CYTAT(Mafia @ Thu, 24 Feb 2011 - 09:58)
Tu nie sama wysokość jest ważna. Filipowi po prostu nie mieszczą się w tej chwili swobodnie nogi pod stolik, choć na krzesełku niby siedzi prawidłowo i stolik jest dobrej wysokości (ale na jego aktualny wzrost), natomiast komplet jest już niewygodny. Czyli sytuacja taka jak masz w Mammucie. Jak będę w przychodni to posadzę go na mammutach i porównam.
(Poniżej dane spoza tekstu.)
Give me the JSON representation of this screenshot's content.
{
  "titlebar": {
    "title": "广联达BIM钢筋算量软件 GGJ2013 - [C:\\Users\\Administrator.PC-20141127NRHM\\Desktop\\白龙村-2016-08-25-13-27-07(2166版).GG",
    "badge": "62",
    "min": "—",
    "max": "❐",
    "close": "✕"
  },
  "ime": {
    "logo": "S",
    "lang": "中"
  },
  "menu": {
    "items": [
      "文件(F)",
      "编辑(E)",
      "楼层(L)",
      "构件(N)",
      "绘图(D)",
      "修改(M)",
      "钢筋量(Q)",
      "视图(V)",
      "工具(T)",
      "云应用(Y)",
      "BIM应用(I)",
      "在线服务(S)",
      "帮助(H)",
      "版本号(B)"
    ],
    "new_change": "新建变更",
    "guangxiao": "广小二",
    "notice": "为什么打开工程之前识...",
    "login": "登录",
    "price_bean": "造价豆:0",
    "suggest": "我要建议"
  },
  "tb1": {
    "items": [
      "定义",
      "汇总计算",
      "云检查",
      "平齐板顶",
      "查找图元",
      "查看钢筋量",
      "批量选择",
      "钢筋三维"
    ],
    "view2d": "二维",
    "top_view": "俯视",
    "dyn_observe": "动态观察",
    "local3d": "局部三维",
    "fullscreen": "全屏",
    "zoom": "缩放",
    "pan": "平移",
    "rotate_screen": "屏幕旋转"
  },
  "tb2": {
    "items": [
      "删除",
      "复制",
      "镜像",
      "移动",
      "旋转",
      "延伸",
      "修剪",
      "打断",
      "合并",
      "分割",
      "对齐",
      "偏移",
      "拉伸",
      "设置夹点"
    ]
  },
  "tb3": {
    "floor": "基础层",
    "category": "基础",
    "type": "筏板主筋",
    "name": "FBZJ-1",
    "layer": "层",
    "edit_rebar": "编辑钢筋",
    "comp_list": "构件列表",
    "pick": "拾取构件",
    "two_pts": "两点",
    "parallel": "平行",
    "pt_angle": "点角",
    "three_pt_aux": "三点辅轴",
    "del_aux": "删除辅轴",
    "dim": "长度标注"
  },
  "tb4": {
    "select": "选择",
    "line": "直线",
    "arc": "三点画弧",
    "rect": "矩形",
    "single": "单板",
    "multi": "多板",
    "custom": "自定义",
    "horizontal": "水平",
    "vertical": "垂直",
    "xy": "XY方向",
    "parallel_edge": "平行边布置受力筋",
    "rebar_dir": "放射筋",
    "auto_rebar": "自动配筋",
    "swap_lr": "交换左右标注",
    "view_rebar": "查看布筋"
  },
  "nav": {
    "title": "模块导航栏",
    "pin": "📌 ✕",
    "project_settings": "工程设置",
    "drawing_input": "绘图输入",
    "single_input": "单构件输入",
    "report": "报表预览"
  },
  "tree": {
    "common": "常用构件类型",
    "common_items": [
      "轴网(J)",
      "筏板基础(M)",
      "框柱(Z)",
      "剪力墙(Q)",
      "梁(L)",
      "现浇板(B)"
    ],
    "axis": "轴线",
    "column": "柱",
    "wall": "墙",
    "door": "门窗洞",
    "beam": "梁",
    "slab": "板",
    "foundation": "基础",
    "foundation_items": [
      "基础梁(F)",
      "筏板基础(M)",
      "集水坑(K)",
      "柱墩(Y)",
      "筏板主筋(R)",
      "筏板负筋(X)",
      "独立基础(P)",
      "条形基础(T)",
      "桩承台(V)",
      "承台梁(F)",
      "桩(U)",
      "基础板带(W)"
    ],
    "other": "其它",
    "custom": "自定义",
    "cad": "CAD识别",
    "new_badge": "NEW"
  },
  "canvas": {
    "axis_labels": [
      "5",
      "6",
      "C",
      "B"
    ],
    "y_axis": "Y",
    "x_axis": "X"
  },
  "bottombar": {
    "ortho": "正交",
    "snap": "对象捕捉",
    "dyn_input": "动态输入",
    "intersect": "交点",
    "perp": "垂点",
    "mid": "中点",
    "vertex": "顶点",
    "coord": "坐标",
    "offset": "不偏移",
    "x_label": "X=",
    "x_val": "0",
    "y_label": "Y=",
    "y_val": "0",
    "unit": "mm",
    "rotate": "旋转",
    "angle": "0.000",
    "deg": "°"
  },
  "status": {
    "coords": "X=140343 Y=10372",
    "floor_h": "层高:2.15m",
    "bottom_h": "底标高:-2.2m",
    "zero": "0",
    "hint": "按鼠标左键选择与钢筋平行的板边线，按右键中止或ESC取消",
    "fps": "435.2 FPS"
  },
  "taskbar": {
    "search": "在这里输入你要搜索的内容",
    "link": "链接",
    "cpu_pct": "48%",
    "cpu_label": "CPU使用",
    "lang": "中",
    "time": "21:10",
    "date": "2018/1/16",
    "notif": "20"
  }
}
Chyba masz rację, ale wiesz, kupując wirtualnie na czymś musiałam się oprzeć, więc oparłam się na normach dla dziecka o tym wzroście. A Filip ile ma wzrostu? Oni wreszcie chyba przystopują nieco? mam nadzieję, Olisia w środku zimy wyrosła mi ze spodni na 116 ( ma teraz na 128!) i z butów 29, buty kupiłam już 31 choć myślałam powaznie nad 32, pani w sklepie patrzyła na mnie jak na wariatkę widząc tak młodziutkie dziecko zdecydowane na zakup zimówek 31
. Przeraża mnie to tempo wzrostu a nie jest to tania rzecz, więc chcę, żeby kilka lat posłużyło.